I get that it’s fun to hate on React, but before React, the same engineers were building inaccessible experiences using plain HTML.

@therealkimblim @annaecook If HTML is semantic (the opposite of React) it's pretty much automatically accessible.

Because the user agent can interpret it into the user's configured accessibility needs, whatever those needs are, without the publisher having to predict what those needs will be and write an "application" based on those assumptions.

@dalias @annaecook Yes, semantic HTML is semantic. React (JSX) is neither semantic nor unsemantic — it just renders HTML. The point I'm making is that React isn't the cause of inaccessible experiences or the need for ARIA.

The cause of inaccessible websites is ignorant developers or lack of corporate investment. The need for ARIA is caused by Single Page Applications.

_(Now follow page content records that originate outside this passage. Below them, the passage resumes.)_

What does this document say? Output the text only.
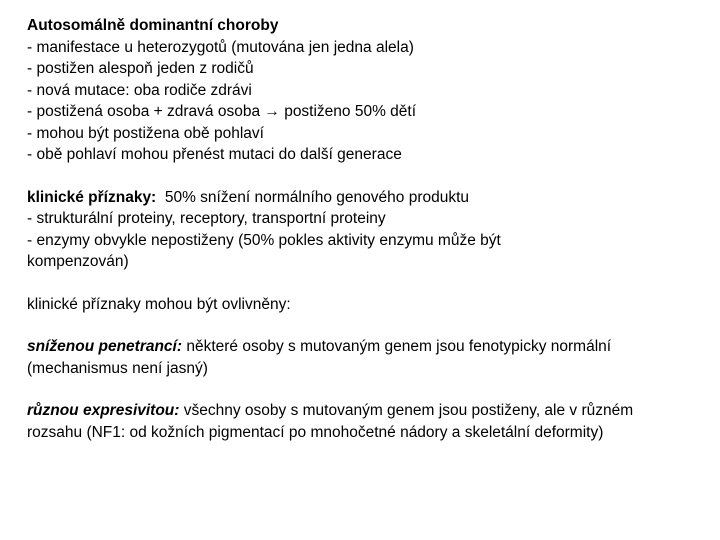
Autosomálně dominantní choroby
- manifestace u heterozygotů (mutována jen jedna alela)
- postižen alespoň jeden z rodičů
- nová mutace: oba rodiče zdrávi
- postižená osoba + zdravá osoba → postiženo 50% dětí
- mohou být postižena obě pohlaví
- obě pohlaví mohou přenést mutaci do další generace
klinické příznaky:  50% snížení normálního genového produktu
- strukturální proteiny, receptory, transportní proteiny
- enzymy obvykle nepostiženy (50% pokles aktivity enzymu může být kompenzován)
klinické příznaky mohou být ovlivněny:
sníženou penetrancí: některé osoby s mutovaným genem jsou fenotypicky normální (mechanismus není jasný)
různou expresivitou: všechny osoby s mutovaným genem jsou postiženy, ale v různém rozsahu (NF1: od kožních pigmentací po mnohočetné nádory a skeletální deformity)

@therealkimblim @annaecook React *is* unsemantic. It's using the DOM as a rendering surface, not as a document.
@dalias @annaecook And how does that compare to PHP, .NET, Angular, Ember, Vue, Ruby on Rails etc.?
@therealkimblim @annaecook In practice, much further along the "unsemantic" direction. A lot of things made with those, especially PHP, still look largely like a vaguely semantic document on the client side. Stuff made with React invariably "looks like an app". But indeed the whole problem is "your app could and should have been a document".

@dalias @annaecook Oh, that I agree with, I just don't think it's the fault of React, that Single Page Applications have become a thing. React — like all of the other mentioned — can be used to generate great, accessible web sites that require no ARIA at all. It's just a (very popular) framework.

.. my take is that clickable divs were a problem a long time before React ever existed.